Среди празднично одетой толпы, семеня ногами, торопливо пробирался Абрам Махтингер, толкая перед собой ручную двухколесную тележку с ярмарочным товаром, то есть с бочкой соленых огурцов и корзиной груш — гнилушек. Его деревянные башмаки стучали по утоптанной дорожке, лопнувший по швам кафтанишко, из‑под которого торчали «цицес», развевался, открывая ветхую и довольно грязную ситцевую рубашку. Абрам дошел уже до полного изнеможения. Он все еще шагал и толкал вперед свою тележку, но делал это уже из последних сил. По исхудалому лицу еврея текли струйки пота, а возможно, и слез. Взглянув на этого еврея, когда нарядная коляска медленно проезжала мимо него, Куба понял, что видит перед собой глубоко несчастного нищего. Его поразило землистое, несмотря на жару, лицо еврея, его заостренный нос, запекшиеся губы, обвисшие плечи и эти глаза, этот взгляд!.. Когда еврей оказался за спиной Взоркевича и его жены, которые удобно расположились на заднем сиденье, он поднял голову и начал подобострастно, порывистыми жестами и таинственными знаками умолять о чем‑то Кубуся. Это он пытался объяснить, что хочет тайком прицепить дышло тележки к коляске, и очень просит не выдавать его. Вся душа Улевича встрепенулась.

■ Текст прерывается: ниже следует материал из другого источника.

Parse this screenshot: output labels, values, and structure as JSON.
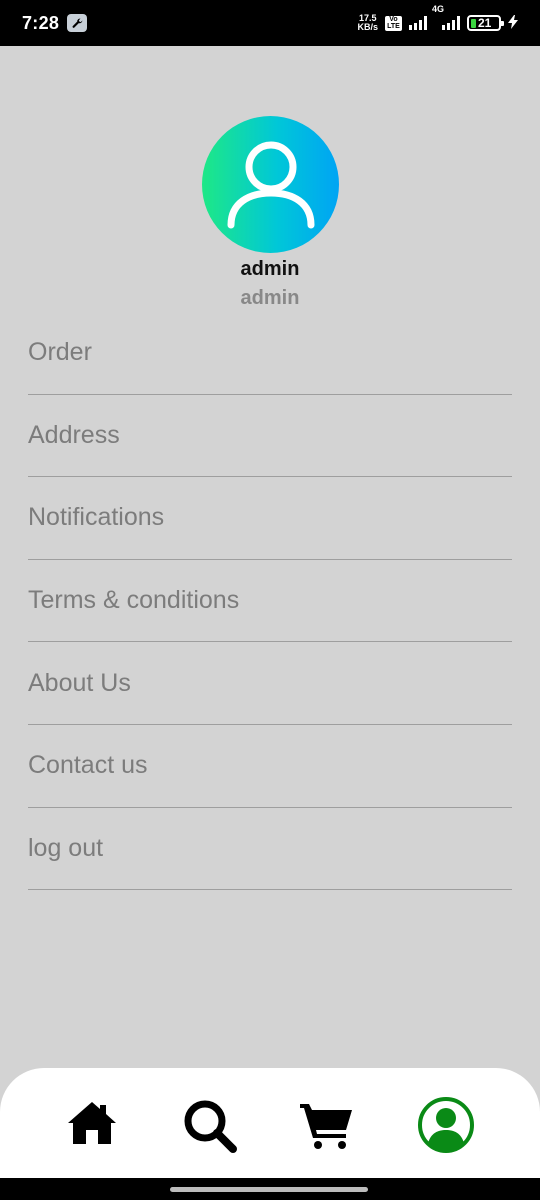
{
  "status_bar": {
    "time": "7:28",
    "speed_value": "17.5",
    "speed_unit": "KB/s",
    "volte_top": "Vo",
    "volte_bottom": "LTE",
    "network": "4G",
    "battery": "21",
    "battery_color": "#3ad640"
  },
  "profile": {
    "name": "admin",
    "subtitle": "admin",
    "gradient_start": "#1ee886",
    "gradient_end": "#00a4f4"
  },
  "menu": {
    "items": [
      {
        "label": "Order"
      },
      {
        "label": "Address"
      },
      {
        "label": "Notifications"
      },
      {
        "label": "Terms & conditions"
      },
      {
        "label": "About Us"
      },
      {
        "label": "Contact us"
      },
      {
        "label": "log out"
      }
    ]
  },
  "bottom_nav": {
    "items": [
      {
        "icon": "home-icon",
        "active": false
      },
      {
        "icon": "search-icon",
        "active": false
      },
      {
        "icon": "cart-icon",
        "active": false
      },
      {
        "icon": "profile-icon",
        "active": true
      }
    ],
    "active_color": "#0a8a16"
  }
}
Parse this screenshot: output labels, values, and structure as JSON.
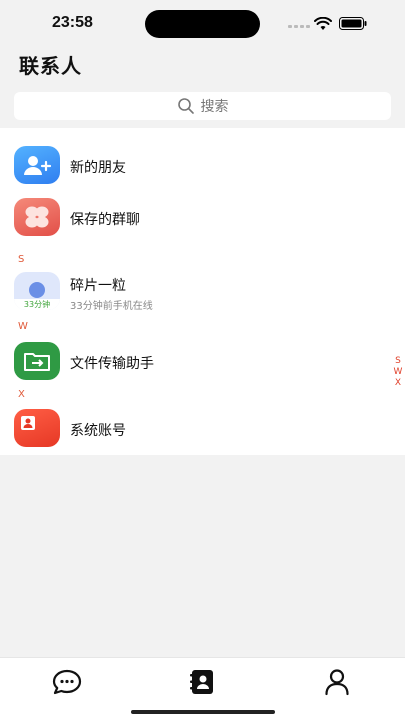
{
  "status_bar": {
    "time": "23:58"
  },
  "header": {
    "title": "联系人"
  },
  "search": {
    "placeholder": "搜索"
  },
  "contacts": {
    "new_friends": "新的朋友",
    "saved_groups": "保存的群聊",
    "sections": [
      {
        "letter": "S",
        "items": [
          {
            "name": "碎片一粒",
            "status": "33分钟前手机在线",
            "avatar_badge": "33分钟"
          }
        ]
      },
      {
        "letter": "W",
        "items": [
          {
            "name": "文件传输助手"
          }
        ]
      },
      {
        "letter": "X",
        "items": [
          {
            "name": "系统账号"
          }
        ]
      }
    ]
  },
  "index_bar": [
    "S",
    "W",
    "X"
  ],
  "tab_bar": {
    "tabs": [
      {
        "icon": "chat-bubble-icon"
      },
      {
        "icon": "contacts-book-icon",
        "active": true
      },
      {
        "icon": "person-icon"
      }
    ]
  },
  "colors": {
    "accent_red": "#e0412b",
    "new_friend_blue": "#3b8df5",
    "group_red": "#ef6b62",
    "file_green": "#2f9a44",
    "system_red": "#f0442f"
  }
}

Ему вдруг показалось, что это он сам идет за коляской, толкая тележку, что это у него самого болят ноги, спина и сердце и что это он сам изнемогает от тяжести бочки огурцов с рассолом и от ужасного бремени жизни. От жалости у Кубы искривилось лицо и глаза затуманились слезами. Он поднял руки и пробормотал еврею какие‑то бессвязные, бессмысленные слова. Взоркевичи, заметив его забавную мимику, прыснули со смеху. Куба сразу опомнился, смутился и покраснел до ушей. Он попытался объяснить им причину своего волнения, обратить их внимание на изнемогшего от усталости нищего, но в результате всего этого широкоплечий кучер вытянул Абрама Махтингера кнутом по спине. Коляска как ни в чем не бывало покатила дальше.